Sem direito à fiança, os suspeitos
alimentavam um website hospedado na Malásia com conteúdo extremista. No
silviokoerich.org faziam ameaças de morte ao deputado federal Jean Willys
(PSOL-RJ), ofensas à presidenta Dilma Rousseff, a negros, homossexuais e
judeus. Teciam apologias à violência contra as mulheres, e, ao mesmo tempo,
incitavam o abuso sexual de menores.
Como se dá com psicopatas, as ideias dos dois
internautas extremistas são permeadas de contradições. Postavam fotografias de
cenas pornográficas a envolver crianças e adolescentes, e, ao mesmo tempo,
consideravam que os alunos de Ciências Sociais da UNB eram demasiado liberais
no quesito sexualidade.
Rodrigues e Vieira Mello também não poupavam
críticas a nordestinos.
Embora ofendessem a
mineira Dilma, esse ranço contra o Nordeste é embasado no antigo preconceito
contra Lula. Para conservadores, e por tabela extremistas, o sucesso do presidente
mais popular do Brasil é certamente algo difícil de engolir. A Bolsa Família
não passaria de uma ninharia para alimentar vagabundos. Houve, claro, o
mensalão durante o primeiro mandato de Lula, e isso serve de munição para os
conservadores e extremistas.
De qualquer forma, como explicar essas
tentativas de perpetrar ataques contra as vidas de estudantes e um deputado
federal no Brasil? Isso sem contar o inaudito reacionarismo. Em grande parte,
esse fenômeno decorre da radicalização de uma narrativa nacionalista na
“fascistofera” e na mídia canarinho.
Neste mundo globalizante
onde a tecnologia (leia internet) aproxima cada vez mais os povos, o conservadorismo
a reinar nos tabloides e redes de tevê nos Estados Unidos e na Europa logo
contagia outros países. E, por tabela, esse discurso neoconservador tem um
enorme impacto nos extremistas capazes de cometer atos de loucura. Esse
fenômeno ocorre na Europa, onde a islamofobia e a judeofobia são uma grande
preocupação. Mas, ao contrário do Brasil, onde a vasta maioria da mídia é
neoconservadora, na Europa e EUA há periódicos liberais que não aderem à essa
narrativa, entre eles o Le Monde, La Repubblica, The
Nation, etc. E mesmo diários conservadores como o Corriere della
Sera ou Le Figaro fazem o mesmo.
Qual a origem desse discurso nacionalista?

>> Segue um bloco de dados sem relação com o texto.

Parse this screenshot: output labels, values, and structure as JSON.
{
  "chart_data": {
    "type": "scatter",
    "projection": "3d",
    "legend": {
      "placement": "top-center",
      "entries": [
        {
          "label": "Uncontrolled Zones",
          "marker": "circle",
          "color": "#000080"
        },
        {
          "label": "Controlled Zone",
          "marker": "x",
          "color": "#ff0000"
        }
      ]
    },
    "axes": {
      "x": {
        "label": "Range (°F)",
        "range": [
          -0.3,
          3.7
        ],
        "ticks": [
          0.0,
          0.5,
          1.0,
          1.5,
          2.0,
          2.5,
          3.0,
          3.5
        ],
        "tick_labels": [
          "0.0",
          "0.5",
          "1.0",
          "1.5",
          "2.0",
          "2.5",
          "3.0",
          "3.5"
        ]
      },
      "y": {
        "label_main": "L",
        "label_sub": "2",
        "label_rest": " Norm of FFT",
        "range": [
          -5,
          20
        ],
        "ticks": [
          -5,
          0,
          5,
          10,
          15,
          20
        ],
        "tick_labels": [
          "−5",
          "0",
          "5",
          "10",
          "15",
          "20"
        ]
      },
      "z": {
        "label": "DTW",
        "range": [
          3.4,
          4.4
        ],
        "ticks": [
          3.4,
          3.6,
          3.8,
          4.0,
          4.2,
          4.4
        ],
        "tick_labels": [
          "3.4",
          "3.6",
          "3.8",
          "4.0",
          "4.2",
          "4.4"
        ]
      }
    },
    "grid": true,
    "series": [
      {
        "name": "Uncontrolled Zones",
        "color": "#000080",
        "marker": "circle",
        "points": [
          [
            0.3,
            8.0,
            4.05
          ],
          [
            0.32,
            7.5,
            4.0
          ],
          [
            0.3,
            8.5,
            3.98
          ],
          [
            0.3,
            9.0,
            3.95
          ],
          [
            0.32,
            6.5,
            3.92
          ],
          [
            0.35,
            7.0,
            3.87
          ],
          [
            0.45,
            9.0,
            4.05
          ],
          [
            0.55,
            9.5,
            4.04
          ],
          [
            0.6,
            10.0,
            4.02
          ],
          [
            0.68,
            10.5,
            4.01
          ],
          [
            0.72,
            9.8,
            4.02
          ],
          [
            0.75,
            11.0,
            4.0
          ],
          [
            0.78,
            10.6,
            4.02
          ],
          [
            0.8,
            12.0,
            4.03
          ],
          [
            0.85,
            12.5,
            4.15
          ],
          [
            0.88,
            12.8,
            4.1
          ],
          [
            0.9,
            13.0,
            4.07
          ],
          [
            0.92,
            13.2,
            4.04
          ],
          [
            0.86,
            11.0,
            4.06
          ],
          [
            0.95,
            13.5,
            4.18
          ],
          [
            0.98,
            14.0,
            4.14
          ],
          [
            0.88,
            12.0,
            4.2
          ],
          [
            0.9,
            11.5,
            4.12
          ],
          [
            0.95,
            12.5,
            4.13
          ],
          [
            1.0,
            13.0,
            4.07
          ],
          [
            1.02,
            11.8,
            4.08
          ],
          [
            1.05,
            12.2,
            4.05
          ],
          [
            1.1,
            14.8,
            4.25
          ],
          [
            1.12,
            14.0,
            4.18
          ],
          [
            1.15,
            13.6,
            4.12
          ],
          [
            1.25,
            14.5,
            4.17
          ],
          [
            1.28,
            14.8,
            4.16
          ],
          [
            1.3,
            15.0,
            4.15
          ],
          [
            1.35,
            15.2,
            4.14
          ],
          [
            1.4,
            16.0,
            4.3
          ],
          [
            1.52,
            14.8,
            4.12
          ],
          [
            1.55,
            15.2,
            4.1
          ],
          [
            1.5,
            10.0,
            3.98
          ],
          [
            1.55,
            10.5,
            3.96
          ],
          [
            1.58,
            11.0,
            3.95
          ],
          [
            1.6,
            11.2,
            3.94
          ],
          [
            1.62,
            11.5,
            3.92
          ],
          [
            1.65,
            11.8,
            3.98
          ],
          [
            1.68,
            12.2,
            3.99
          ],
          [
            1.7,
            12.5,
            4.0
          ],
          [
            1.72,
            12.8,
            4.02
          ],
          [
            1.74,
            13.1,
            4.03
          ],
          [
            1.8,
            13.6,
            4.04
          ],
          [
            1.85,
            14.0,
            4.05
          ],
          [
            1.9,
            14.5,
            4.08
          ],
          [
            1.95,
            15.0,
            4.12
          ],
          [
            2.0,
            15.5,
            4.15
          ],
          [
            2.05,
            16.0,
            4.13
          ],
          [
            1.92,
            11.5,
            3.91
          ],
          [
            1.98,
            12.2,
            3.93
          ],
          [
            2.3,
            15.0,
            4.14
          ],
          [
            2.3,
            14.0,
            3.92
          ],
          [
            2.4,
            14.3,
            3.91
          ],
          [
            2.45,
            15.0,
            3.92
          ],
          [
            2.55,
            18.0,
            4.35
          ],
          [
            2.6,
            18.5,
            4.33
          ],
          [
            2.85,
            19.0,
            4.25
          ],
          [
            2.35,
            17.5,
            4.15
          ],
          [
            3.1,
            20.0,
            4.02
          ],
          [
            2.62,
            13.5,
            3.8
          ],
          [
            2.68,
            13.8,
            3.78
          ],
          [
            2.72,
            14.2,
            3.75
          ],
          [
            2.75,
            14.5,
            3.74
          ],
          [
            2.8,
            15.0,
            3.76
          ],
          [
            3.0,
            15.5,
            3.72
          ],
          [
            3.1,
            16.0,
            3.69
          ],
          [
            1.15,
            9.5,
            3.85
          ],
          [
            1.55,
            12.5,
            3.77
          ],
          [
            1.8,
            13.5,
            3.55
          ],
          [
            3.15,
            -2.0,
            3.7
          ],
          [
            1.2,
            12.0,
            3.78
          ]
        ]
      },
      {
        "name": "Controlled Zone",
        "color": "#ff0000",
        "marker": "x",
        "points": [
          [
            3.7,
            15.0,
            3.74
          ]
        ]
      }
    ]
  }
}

Em recente entrevista a CartaCapital,
o historiador francês Nicolas Lebourg, da Universidade de Perpignan, disse que
a atual narrativa de nacionalistas é uma reação à crise dupla que vivemos
nesses tempos. A primeira foi aquela geopolítica de 11 de setembro de 2001. A
segunda foi a econômica, iniciada em 2008.
A partir do 11 de Setembro, ideais
neoconservadores (“neocons”) migraram para a Europa. “São baseados no seguinte
quadro bastante simplista: o mundo livre seria o Ocidente, e do outro lado
existe o Islã.” Essa narrativa substituiu aquela da Guerra Fria, quando o
Ocidente lutava contra o totalitarismo soviético.
No Brasil, pelo menos
por ora, extremistas como os dois detidos pela PF não parecem estar atrás de
muçulmanos. A “luta” deles é contra os esquerdistas, e todos os outros males
que a ideologia deles encapsula. Aqui os esquerdistas ainda são chamados de
“comunistas”, termo anacrônico mundo afora mas, apesar da globalização,
ainda bastante utilizado. Basta moderar comentários no website da CartaCapital para
descobrir que colunistas a exprimir posições favoráveis à reforma da Lei da
Anistia ou à descriminalização do aborto são catalogados como comunistas.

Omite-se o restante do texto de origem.